Here's a good question in the feedback from my post about using the T-SQL 2005 features to return the Top N per Group of a result set:
Sani writes:
What about Top n Percent per Group??? I would greatly appreciate an input on that as well.
That's a good question, and also easily solvable. One way to do this that I thought of was by using a combination of rank() and a count(*)
partitioned aggregate function, which is also a new SQL Server 2005 feature.
Simply calculate the rank() of each row in the group, and also the count(*) of all rows in the group. Multiply the count(*) by the percentage of rows you want returned and filter so that your rank() per group is less than that.
Here's an example. Suppose we want to return the newest 10% of all products per region, where the newest product has the latest "AddedDate" column.

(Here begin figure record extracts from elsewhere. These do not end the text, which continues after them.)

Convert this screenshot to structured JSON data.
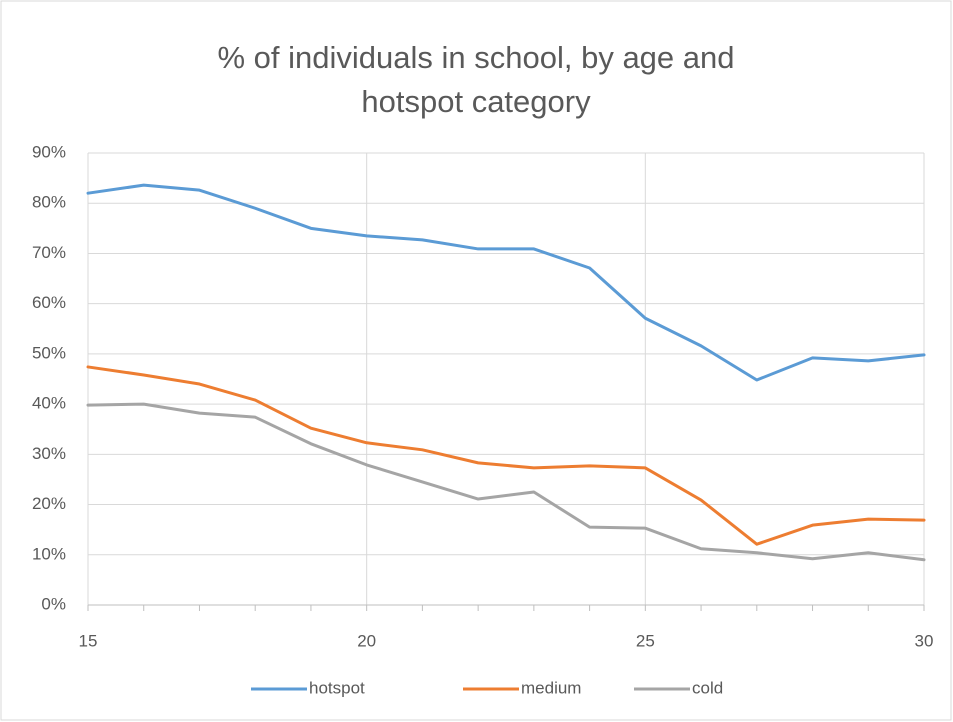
{
  "chart_data": {
    "type": "line",
    "title": "% of individuals in school, by age and hotspot category",
    "x": [
      15,
      16,
      17,
      18,
      19,
      20,
      21,
      22,
      23,
      24,
      25,
      26,
      27,
      28,
      29,
      30
    ],
    "series": [
      {
        "name": "hotspot",
        "color": "#5b9bd5",
        "values": [
          82,
          83.6,
          82.6,
          79,
          75,
          73.5,
          72.7,
          70.9,
          70.9,
          67.1,
          57.1,
          51.6,
          44.8,
          49.2,
          48.6,
          49.8
        ]
      },
      {
        "name": "medium",
        "color": "#ed7d31",
        "values": [
          47.4,
          45.8,
          44,
          40.8,
          35.2,
          32.3,
          30.9,
          28.3,
          27.3,
          27.7,
          27.3,
          20.9,
          12.1,
          15.9,
          17.1,
          16.9
        ]
      },
      {
        "name": "cold",
        "color": "#a5a5a5",
        "values": [
          39.8,
          40,
          38.2,
          37.4,
          32.1,
          27.9,
          24.5,
          21.1,
          22.5,
          15.5,
          15.3,
          11.2,
          10.4,
          9.2,
          10.4,
          9
        ]
      }
    ],
    "xlim": [
      15,
      30
    ],
    "xticks": [
      15,
      20,
      25,
      30
    ],
    "ylim": [
      0,
      90
    ],
    "yticks": [
      {
        "value": 0,
        "label": "0%"
      },
      {
        "value": 10,
        "label": "10%"
      },
      {
        "value": 20,
        "label": "20%"
      },
      {
        "value": 30,
        "label": "30%"
      },
      {
        "value": 40,
        "label": "40%"
      },
      {
        "value": 50,
        "label": "50%"
      },
      {
        "value": 60,
        "label": "60%"
      },
      {
        "value": 70,
        "label": "70%"
      },
      {
        "value": 80,
        "label": "80%"
      },
      {
        "value": 90,
        "label": "90%"
      }
    ],
    "grid": true,
    "legend": "bottom"
  }
}
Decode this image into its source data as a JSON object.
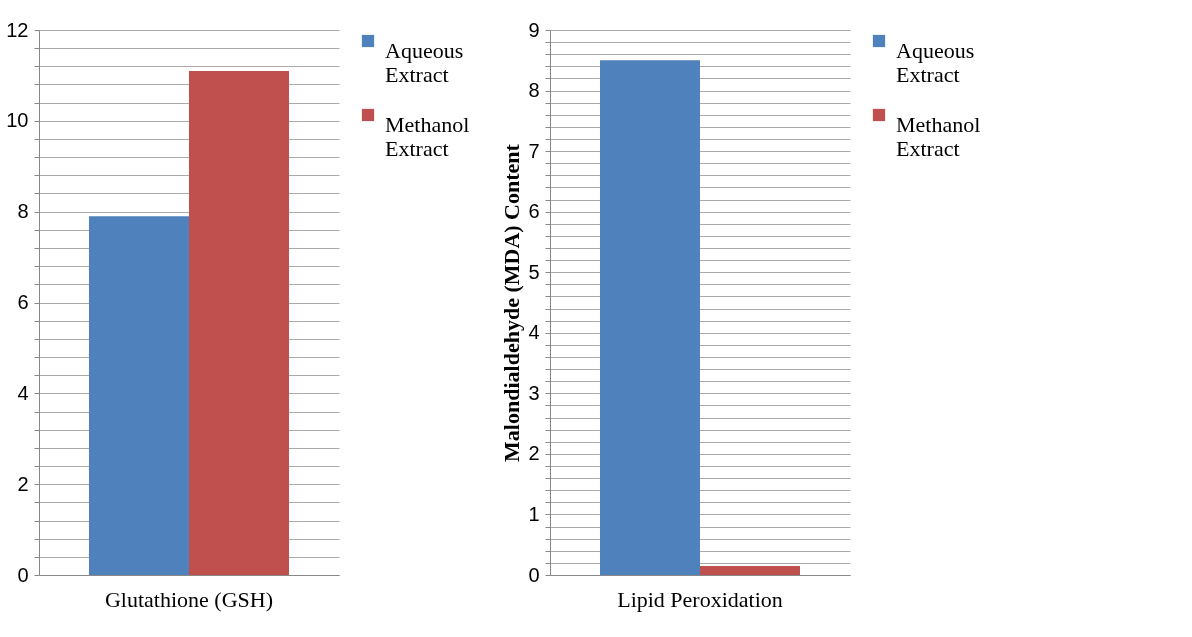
{
  "chart_data": [
    {
      "type": "bar",
      "categories": [
        "Glutathione (GSH)"
      ],
      "ylim": [
        0,
        12
      ],
      "yticks": [
        0,
        {
          "value": 0.4,
          "label": null
        },
        {
          "value": 0.8,
          "label": null
        },
        {
          "value": 1.2,
          "label": null
        },
        {
          "value": 1.6,
          "label": null
        },
        2,
        {
          "value": 2.4,
          "label": null
        },
        {
          "value": 2.8,
          "label": null
        },
        {
          "value": 3.2,
          "label": null
        },
        {
          "value": 3.6,
          "label": null
        },
        4,
        {
          "value": 4.4,
          "label": null
        },
        {
          "value": 4.8,
          "label": null
        },
        {
          "value": 5.2,
          "label": null
        },
        {
          "value": 5.6,
          "label": null
        },
        6,
        {
          "value": 6.4,
          "label": null
        },
        {
          "value": 6.8,
          "label": null
        },
        {
          "value": 7.2,
          "label": null
        },
        {
          "value": 7.6,
          "label": null
        },
        8,
        {
          "value": 8.4,
          "label": null
        },
        {
          "value": 8.8,
          "label": null
        },
        {
          "value": 9.2,
          "label": null
        },
        {
          "value": 9.6,
          "label": null
        },
        10,
        {
          "value": 10.4,
          "label": null
        },
        {
          "value": 10.8,
          "label": null
        },
        {
          "value": 11.2,
          "label": null
        },
        {
          "value": 11.6,
          "label": null
        },
        12
      ],
      "grid": "y",
      "legend": "right",
      "series": [
        {
          "name": "Aqueous Extract",
          "color": "#4f81bd",
          "values": [
            7.9
          ]
        },
        {
          "name": "Methanol Extract",
          "color": "#c0504d",
          "values": [
            11.1
          ]
        }
      ]
    },
    {
      "type": "bar",
      "categories": [
        "Lipid Peroxidation"
      ],
      "ylabel": "Malondialdehyde (MDA) Content",
      "ylim": [
        0,
        9
      ],
      "yticks": [
        0,
        {
          "value": 0.2,
          "label": null
        },
        {
          "value": 0.4,
          "label": null
        },
        {
          "value": 0.6,
          "label": null
        },
        {
          "value": 0.8,
          "label": null
        },
        1,
        {
          "value": 1.2,
          "label": null
        },
        {
          "value": 1.4,
          "label": null
        },
        {
          "value": 1.6,
          "label": null
        },
        {
          "value": 1.8,
          "label": null
        },
        2,
        {
          "value": 2.2,
          "label": null
        },
        {
          "value": 2.4,
          "label": null
        },
        {
          "value": 2.6,
          "label": null
        },
        {
          "value": 2.8,
          "label": null
        },
        3,
        {
          "value": 3.2,
          "label": null
        },
        {
          "value": 3.4,
          "label": null
        },
        {
          "value": 3.6,
          "label": null
        },
        {
          "value": 3.8,
          "label": null
        },
        4,
        {
          "value": 4.2,
          "label": null
        },
        {
          "value": 4.4,
          "label": null
        },
        {
          "value": 4.6,
          "label": null
        },
        {
          "value": 4.8,
          "label": null
        },
        5,
        {
          "value": 5.2,
          "label": null
        },
        {
          "value": 5.4,
          "label": null
        },
        {
          "value": 5.6,
          "label": null
        },
        {
          "value": 5.8,
          "label": null
        },
        6,
        {
          "value": 6.2,
          "label": null
        },
        {
          "value": 6.4,
          "label": null
        },
        {
          "value": 6.6,
          "label": null
        },
        {
          "value": 6.8,
          "label": null
        },
        7,
        {
          "value": 7.2,
          "label": null
        },
        {
          "value": 7.4,
          "label": null
        },
        {
          "value": 7.6,
          "label": null
        },
        {
          "value": 7.8,
          "label": null
        },
        8,
        {
          "value": 8.2,
          "label": null
        },
        {
          "value": 8.4,
          "label": null
        },
        {
          "value": 8.6,
          "label": null
        },
        {
          "value": 8.8,
          "label": null
        },
        9
      ],
      "grid": "y",
      "legend": "right",
      "series": [
        {
          "name": "Aqueous Extract",
          "color": "#4f81bd",
          "values": [
            8.5
          ]
        },
        {
          "name": "Methanol Extract",
          "color": "#c0504d",
          "values": [
            0.15
          ]
        }
      ]
    }
  ]
}
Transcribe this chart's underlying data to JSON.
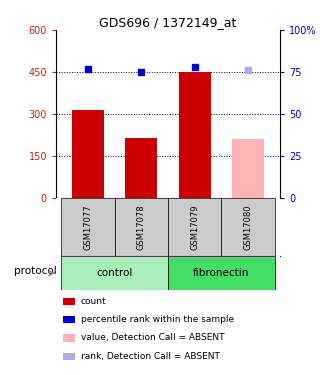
{
  "title": "GDS696 / 1372149_at",
  "samples": [
    "GSM17077",
    "GSM17078",
    "GSM17079",
    "GSM17080"
  ],
  "bar_values": [
    315,
    215,
    450,
    210
  ],
  "bar_colors": [
    "#cc0000",
    "#cc0000",
    "#cc0000",
    "#ffb3b3"
  ],
  "dot_values": [
    77,
    75,
    78,
    76
  ],
  "dot_colors": [
    "#0000cc",
    "#0000cc",
    "#0000cc",
    "#aaaaee"
  ],
  "groups": [
    {
      "label": "control",
      "span": [
        0,
        2
      ],
      "color": "#aaeebb"
    },
    {
      "label": "fibronectin",
      "span": [
        2,
        4
      ],
      "color": "#44dd66"
    }
  ],
  "ylim_left": [
    0,
    600
  ],
  "ylim_right": [
    0,
    100
  ],
  "yticks_left": [
    0,
    150,
    300,
    450,
    600
  ],
  "ytick_labels_left": [
    "0",
    "150",
    "300",
    "450",
    "600"
  ],
  "yticks_right": [
    0,
    25,
    50,
    75,
    100
  ],
  "ytick_labels_right": [
    "0",
    "25",
    "50",
    "75",
    "100%"
  ],
  "hlines": [
    150,
    300,
    450
  ],
  "left_axis_color": "#cc2200",
  "right_axis_color": "#0000cc",
  "bg_color": "#ffffff",
  "protocol_label": "protocol",
  "legend_items": [
    {
      "color": "#cc0000",
      "label": "count"
    },
    {
      "color": "#0000cc",
      "label": "percentile rank within the sample"
    },
    {
      "color": "#ffb3b3",
      "label": "value, Detection Call = ABSENT"
    },
    {
      "color": "#aaaaee",
      "label": "rank, Detection Call = ABSENT"
    }
  ]
}
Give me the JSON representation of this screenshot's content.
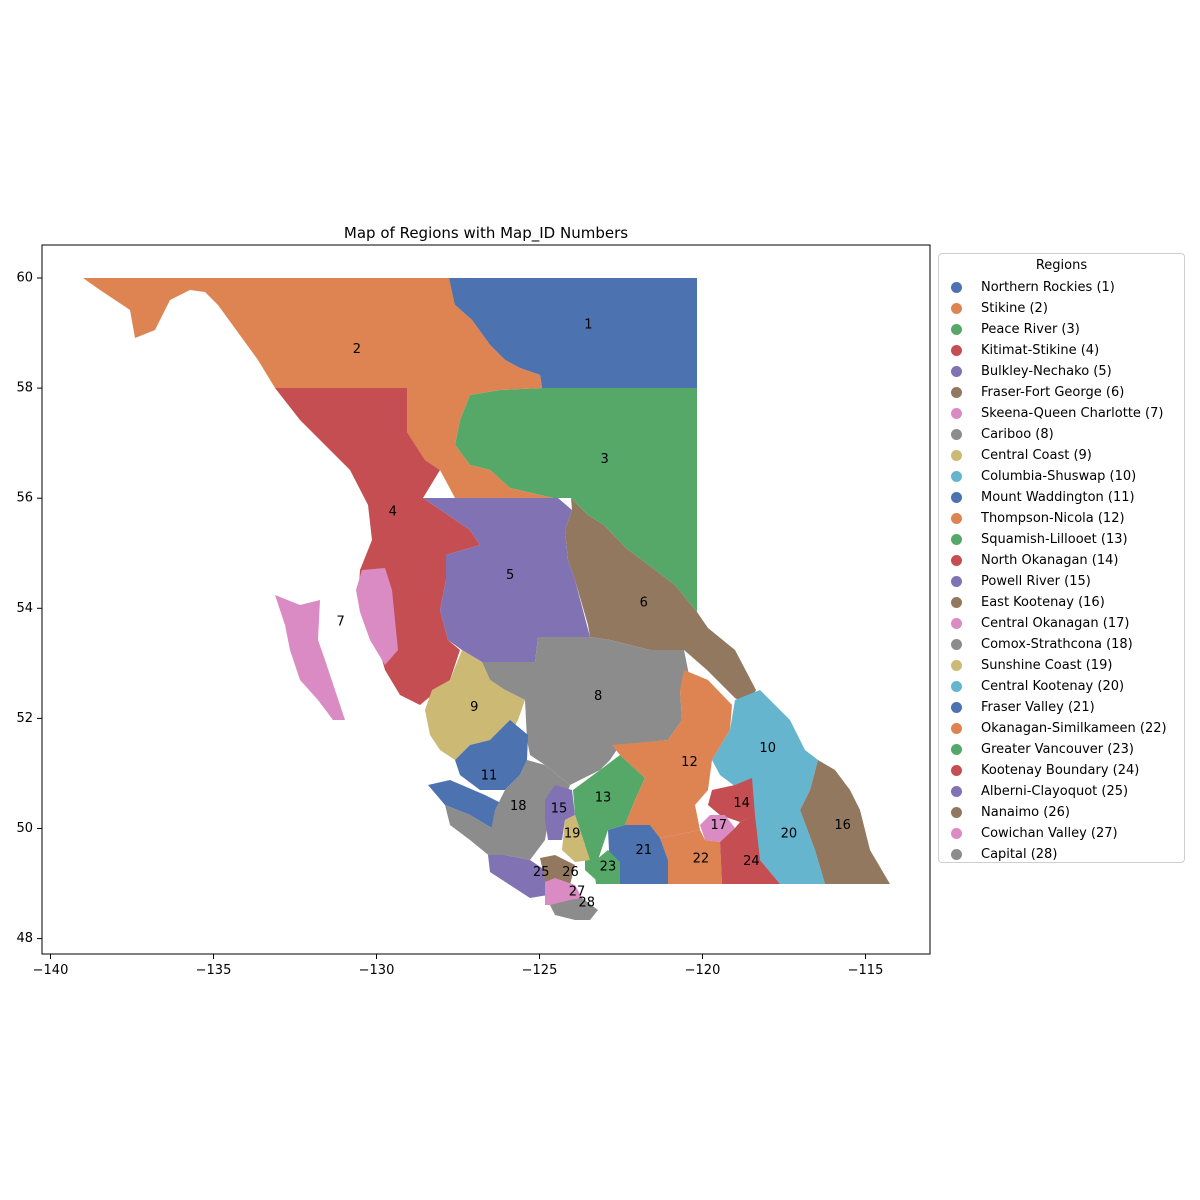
{
  "chart_data": {
    "type": "map",
    "title": "Map of Regions with Map_ID Numbers",
    "xlim": [
      -140,
      -113
    ],
    "ylim": [
      48,
      60
    ],
    "x_ticks": [
      -140,
      -135,
      -130,
      -125,
      -120,
      -115
    ],
    "y_ticks": [
      48,
      50,
      52,
      54,
      56,
      58,
      60
    ],
    "x_tick_labels": [
      "−140",
      "−135",
      "−130",
      "−125",
      "−120",
      "−115"
    ],
    "y_tick_labels": [
      "48",
      "50",
      "52",
      "54",
      "56",
      "58",
      "60"
    ],
    "grid": false,
    "legend": {
      "title": "Regions",
      "placement": "outside-right"
    },
    "regions": [
      {
        "id": "1",
        "name": "Northern Rockies",
        "color": "#4c72b0",
        "label_lon": -123.5,
        "label_lat": 59.15
      },
      {
        "id": "2",
        "name": "Stikine",
        "color": "#dd8452",
        "label_lon": -130.6,
        "label_lat": 58.7
      },
      {
        "id": "3",
        "name": "Peace River",
        "color": "#55a868",
        "label_lon": -123.0,
        "label_lat": 56.7
      },
      {
        "id": "4",
        "name": "Kitimat-Stikine",
        "color": "#c44e52",
        "label_lon": -129.5,
        "label_lat": 55.75
      },
      {
        "id": "5",
        "name": "Bulkley-Nechako",
        "color": "#8172b3",
        "label_lon": -125.9,
        "label_lat": 54.6
      },
      {
        "id": "6",
        "name": "Fraser-Fort George",
        "color": "#937860",
        "label_lon": -121.8,
        "label_lat": 54.1
      },
      {
        "id": "7",
        "name": "Skeena-Queen Charlotte",
        "color": "#da8bc3",
        "label_lon": -131.1,
        "label_lat": 53.75
      },
      {
        "id": "8",
        "name": "Cariboo",
        "color": "#8c8c8c",
        "label_lon": -123.2,
        "label_lat": 52.4
      },
      {
        "id": "9",
        "name": "Central Coast",
        "color": "#ccb974",
        "label_lon": -127.0,
        "label_lat": 52.2
      },
      {
        "id": "10",
        "name": "Columbia-Shuswap",
        "color": "#64b5cd",
        "label_lon": -118.0,
        "label_lat": 51.45
      },
      {
        "id": "11",
        "name": "Mount Waddington",
        "color": "#4c72b0",
        "label_lon": -126.55,
        "label_lat": 50.95
      },
      {
        "id": "12",
        "name": "Thompson-Nicola",
        "color": "#dd8452",
        "label_lon": -120.4,
        "label_lat": 51.2
      },
      {
        "id": "13",
        "name": "Squamish-Lillooet",
        "color": "#55a868",
        "label_lon": -123.05,
        "label_lat": 50.55
      },
      {
        "id": "14",
        "name": "North Okanagan",
        "color": "#c44e52",
        "label_lon": -118.8,
        "label_lat": 50.45
      },
      {
        "id": "15",
        "name": "Powell River",
        "color": "#8172b3",
        "label_lon": -124.4,
        "label_lat": 50.35
      },
      {
        "id": "16",
        "name": "East Kootenay",
        "color": "#937860",
        "label_lon": -115.7,
        "label_lat": 50.05
      },
      {
        "id": "17",
        "name": "Central Okanagan",
        "color": "#da8bc3",
        "label_lon": -119.5,
        "label_lat": 50.05
      },
      {
        "id": "18",
        "name": "Comox-Strathcona",
        "color": "#8c8c8c",
        "label_lon": -125.65,
        "label_lat": 50.4
      },
      {
        "id": "19",
        "name": "Sunshine Coast",
        "color": "#ccb974",
        "label_lon": -124.0,
        "label_lat": 49.9
      },
      {
        "id": "20",
        "name": "Central Kootenay",
        "color": "#64b5cd",
        "label_lon": -117.35,
        "label_lat": 49.9
      },
      {
        "id": "21",
        "name": "Fraser Valley",
        "color": "#4c72b0",
        "label_lon": -121.8,
        "label_lat": 49.6
      },
      {
        "id": "22",
        "name": "Okanagan-Similkameen",
        "color": "#dd8452",
        "label_lon": -120.05,
        "label_lat": 49.45
      },
      {
        "id": "23",
        "name": "Greater Vancouver",
        "color": "#55a868",
        "label_lon": -122.9,
        "label_lat": 49.3
      },
      {
        "id": "24",
        "name": "Kootenay Boundary",
        "color": "#c44e52",
        "label_lon": -118.5,
        "label_lat": 49.4
      },
      {
        "id": "25",
        "name": "Alberni-Clayoquot",
        "color": "#8172b3",
        "label_lon": -124.95,
        "label_lat": 49.2
      },
      {
        "id": "26",
        "name": "Nanaimo",
        "color": "#937860",
        "label_lon": -124.05,
        "label_lat": 49.2
      },
      {
        "id": "27",
        "name": "Cowichan Valley",
        "color": "#da8bc3",
        "label_lon": -123.85,
        "label_lat": 48.85
      },
      {
        "id": "28",
        "name": "Capital",
        "color": "#8c8c8c",
        "label_lon": -123.55,
        "label_lat": 48.65
      }
    ]
  }
}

We can write it like this:
with ProductsByRegion as
(
select Region, Product, AddedDate,
rank() over (partition by Region order by AddedDate desc) as AddedRank,
count(*) over (partition by Region) as RegionProductsCount
from Products
)
select
Region, Product, AddedDate
from
ProductsByRegion
where
AddedRank <= (RegionProductsCount * .10)
That's really all there is to it.
Update: Some great feedback from
Geoff N. Hiten in the first comment to this post shows an even easier solution: just use the NTILE() aggregate function. See his comment for an example. I definitely recommend that approach, it is much simpler and certainly more straightforward since that's pretty much what NTILE is designed to do. Thanks Geoff! (So much for my theory that Jeff's who spell their name with a "J" are always smarter than those who spell it with a "G" !)
These partitioned functions are really amazing and so useful, they are hard to live without once you get the hang of them.